Here we applied SMRT sequencing to eight Kp isolates from Portugal with antibiotic susceptibility phenotyping to characterise the bacterial epigenome and explore the relationship between methylation and AMR. We focused on methylation, including around AMR genes, and on differences in the abundance of R–M recognition motifs on Kp chromosomal and mobile genetic elements. The abundance of some target methylation motifs was different between chromosomes and plasmids, especially the GATC motifs methylated by orphan MTase Dam. We also found that a GATC motif immediately downstream of the fosA gene, which confers low level fosfomycin resistance18, is consistently unmethylated in our samples. Isolates that had the tnpB transposase gene19 on the IncFIB(K) plasmid also consistently lacked methylation immediately downstream of this gene.

Results

Genome assemblies and phylogeny

Eight Kp isolates with different multi-locus sequence types (MLSTs)20 were sourced from two hospitals in Lisbon, Portugal, between 2005 and 2013, and sequenced on the PacBio RSII technology (Table 1). The assembled chromosomes were between 5.2 and 5.5 Mbp in length and had GC content values between 57.2 and 57.7%. By contrast, 26 putative extra-chromosomal genetic elements (PEGEs) ranged in length between 3.6 and 284.2 Kbp and did not segregate into clusters based on sequence length. The PEGEs have a GC content between 41.4 and 54.1%, except for an outlying 9.9 Kbp plasmid with 60.1%. This outlying plasmid had 100% coverage and 93% identity to several plasmids of Gram-negative bacteria (e.g. CP027616.1, CP023430.1) (Table 1). To put our samples in a broader context we constructed a maximum likelihood phylogenetic tree based on the alignment of seven MLST informative and nineteen core genome loci, which contained 83 representative Kp MLST groups sourced from the NCBI database (Fig. 1)21. All our isolates were the nearest neighbour of isolates with the same MLST, but there was varying heterogeneity in genetic distance between the samples from same MLST, resulting from using 19 additional loci that could differentiate geographical and temporal differences. For example, the nearest neighbour to our Kp3860 isolate (ST307) was one collected in Malta in the same year with an identical MLST and no sequence differences across the genes analysed. On the other hand, our Kp2209 isolate had some divergence from another ST133 sample isolated in Thailand eight years earlier.

Table 1 Klebsiella pneumoniae assemblies generated for the analysis.
Figure 1
figure 1

Unrooted maximum likelihood phylogenetic tree of common 83 Kp sequence types (blue) and the 8 isolates from our study (red). Edges with bootstrap support below 75 (based on 5000 bootstraps) were collapsed.
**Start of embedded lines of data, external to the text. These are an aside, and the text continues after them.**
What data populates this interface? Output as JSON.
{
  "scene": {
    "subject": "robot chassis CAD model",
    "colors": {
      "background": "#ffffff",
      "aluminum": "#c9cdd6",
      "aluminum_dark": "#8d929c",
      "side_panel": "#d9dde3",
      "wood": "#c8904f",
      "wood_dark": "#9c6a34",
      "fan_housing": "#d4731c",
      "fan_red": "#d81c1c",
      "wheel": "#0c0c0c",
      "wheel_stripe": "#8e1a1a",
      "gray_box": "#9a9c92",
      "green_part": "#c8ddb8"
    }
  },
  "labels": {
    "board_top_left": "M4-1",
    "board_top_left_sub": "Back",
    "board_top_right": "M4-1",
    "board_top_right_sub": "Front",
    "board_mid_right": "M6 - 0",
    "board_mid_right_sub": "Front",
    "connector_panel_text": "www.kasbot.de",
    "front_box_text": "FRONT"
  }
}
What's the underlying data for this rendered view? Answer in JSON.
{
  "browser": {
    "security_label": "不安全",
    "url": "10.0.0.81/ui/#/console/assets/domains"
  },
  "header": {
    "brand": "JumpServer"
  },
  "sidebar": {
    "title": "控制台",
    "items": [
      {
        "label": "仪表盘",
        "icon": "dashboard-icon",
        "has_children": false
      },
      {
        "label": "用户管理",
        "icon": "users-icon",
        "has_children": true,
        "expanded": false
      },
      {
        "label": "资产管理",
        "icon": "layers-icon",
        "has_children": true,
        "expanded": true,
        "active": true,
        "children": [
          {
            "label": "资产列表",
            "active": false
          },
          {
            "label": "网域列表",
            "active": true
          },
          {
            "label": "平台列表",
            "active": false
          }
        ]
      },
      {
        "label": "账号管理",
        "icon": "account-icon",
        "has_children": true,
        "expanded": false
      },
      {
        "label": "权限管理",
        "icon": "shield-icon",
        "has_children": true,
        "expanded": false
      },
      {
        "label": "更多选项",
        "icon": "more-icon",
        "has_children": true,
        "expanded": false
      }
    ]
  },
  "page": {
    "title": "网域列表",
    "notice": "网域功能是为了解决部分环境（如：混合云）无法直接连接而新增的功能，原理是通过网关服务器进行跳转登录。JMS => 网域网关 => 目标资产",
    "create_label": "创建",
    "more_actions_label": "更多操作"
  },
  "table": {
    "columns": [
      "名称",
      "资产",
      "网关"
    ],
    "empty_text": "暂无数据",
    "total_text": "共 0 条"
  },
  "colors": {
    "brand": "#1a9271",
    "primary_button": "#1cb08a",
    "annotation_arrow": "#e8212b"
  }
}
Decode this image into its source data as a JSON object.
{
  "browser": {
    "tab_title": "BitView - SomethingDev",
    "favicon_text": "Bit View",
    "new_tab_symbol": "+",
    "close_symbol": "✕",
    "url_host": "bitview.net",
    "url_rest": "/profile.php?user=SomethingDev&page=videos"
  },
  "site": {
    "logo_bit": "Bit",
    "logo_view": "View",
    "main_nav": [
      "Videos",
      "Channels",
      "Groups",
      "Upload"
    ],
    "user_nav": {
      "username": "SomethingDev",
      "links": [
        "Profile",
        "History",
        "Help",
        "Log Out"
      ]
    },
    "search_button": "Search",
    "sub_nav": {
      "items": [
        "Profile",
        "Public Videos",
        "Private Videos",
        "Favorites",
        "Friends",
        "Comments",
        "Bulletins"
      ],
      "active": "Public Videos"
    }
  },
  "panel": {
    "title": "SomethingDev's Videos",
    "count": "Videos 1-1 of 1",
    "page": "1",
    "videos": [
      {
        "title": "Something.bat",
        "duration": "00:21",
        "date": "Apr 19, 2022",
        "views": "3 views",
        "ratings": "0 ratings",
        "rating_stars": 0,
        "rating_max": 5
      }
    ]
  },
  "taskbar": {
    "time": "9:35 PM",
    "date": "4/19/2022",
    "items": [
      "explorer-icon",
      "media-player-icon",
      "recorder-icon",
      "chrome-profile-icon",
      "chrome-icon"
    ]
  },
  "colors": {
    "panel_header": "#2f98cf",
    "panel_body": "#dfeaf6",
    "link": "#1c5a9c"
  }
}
Scale is nucleotide substitutions per site. Tip labels are sequence type, collection year and country.

Antimicrobial resistance loci

Consistent with their Portuguese origin, four of our eight samples carry blaCTX-M-15, a dominant extra-spectrum beta-lactamase in Europe and a source of resistance to third-generation cephalosporins22. Two isolates, Kp1675 and Kp1264, carry the gene on a chromosomal region flanked by Tn2 (Tn3 family) and IS26 (family IS6) mobile genetic elements. Two further isolates, Kp3860 and Kp2209, carry blaCTX-M-15 gene on IncFIB(K) plasmids. Finally, in addition to chromosomal blaCTX-M-15, Kp1264 also carries it on IncFIA(HI1) plasmid which belongs to the same incompatibility group as IncFIB(K)23. All five blaCTX-M-15 fragments (4 isolates) are embedded in the 9500 nt sequence that is near identical between samples (> 99.98% similarity), though Kp2209 has only 50% coverage compared to 93% coverage for the other sequences. This 9500 nt sequence also carries quinolone and aminoglycoside resistance genes. In three isolates (Kp1675, Kp1264 and Kp3860), the region containing blaCTX-M-15 also contains blaOXA-1, which is a penicillinase and a major correlate of resistance to piperacillin/tazobactam and co-amoxiclav in Kp and E. coli, and is commonly associated with co-carriage of aac(6′)-Ib-cr, which restricts aminoglycoside and fluoroquinolone treatment options24,25. Only the Kp2564 isolate bore a KPC-3 carbapenemase coding gene (blaKPC-3), which is located on an IncFIA plasmid. This carbapenemase is thought to have originated in clonal group 258 (CG258), to which this sample belongs26. KPC-3 has now spread across Kp MLSTs globally, including in Portugal27, where its prevalence has increased dramatically over the last decade28. All samples were tested for susceptibility to major anti-microbials (Table S1). Sample Kp2564 was the only one resistant to imipenem, which is consistent with presence of blaKPC-3. Of all samples only Kp1264 appeared resistant to fosfomycin.

Methylation analysis

Seven of the eight samples had sufficient quality and coverage to perform DNA methylation analysis using the SMRT portal. For the other sample (Kp2564), we successfully identified methylation motifs, but low sequencing coverage meant that for non-GATC motifs the detection of motifs methylation state was unreliable. After comparing the generality of motifs versus the frequency of motif methylation (Figure S1) for each isolate, we removed the motifs for which less than 60% of motif occurrences were methylated. For Kp2564 we focused only on GATC, AACN5RTGC and GCAYN5GTT motifs, the latter two being part of same type I bipartite recognition sequence. While our raw results did contain four m4C modifications, the highest modification rate was 17% and therefore omitted from further analysis.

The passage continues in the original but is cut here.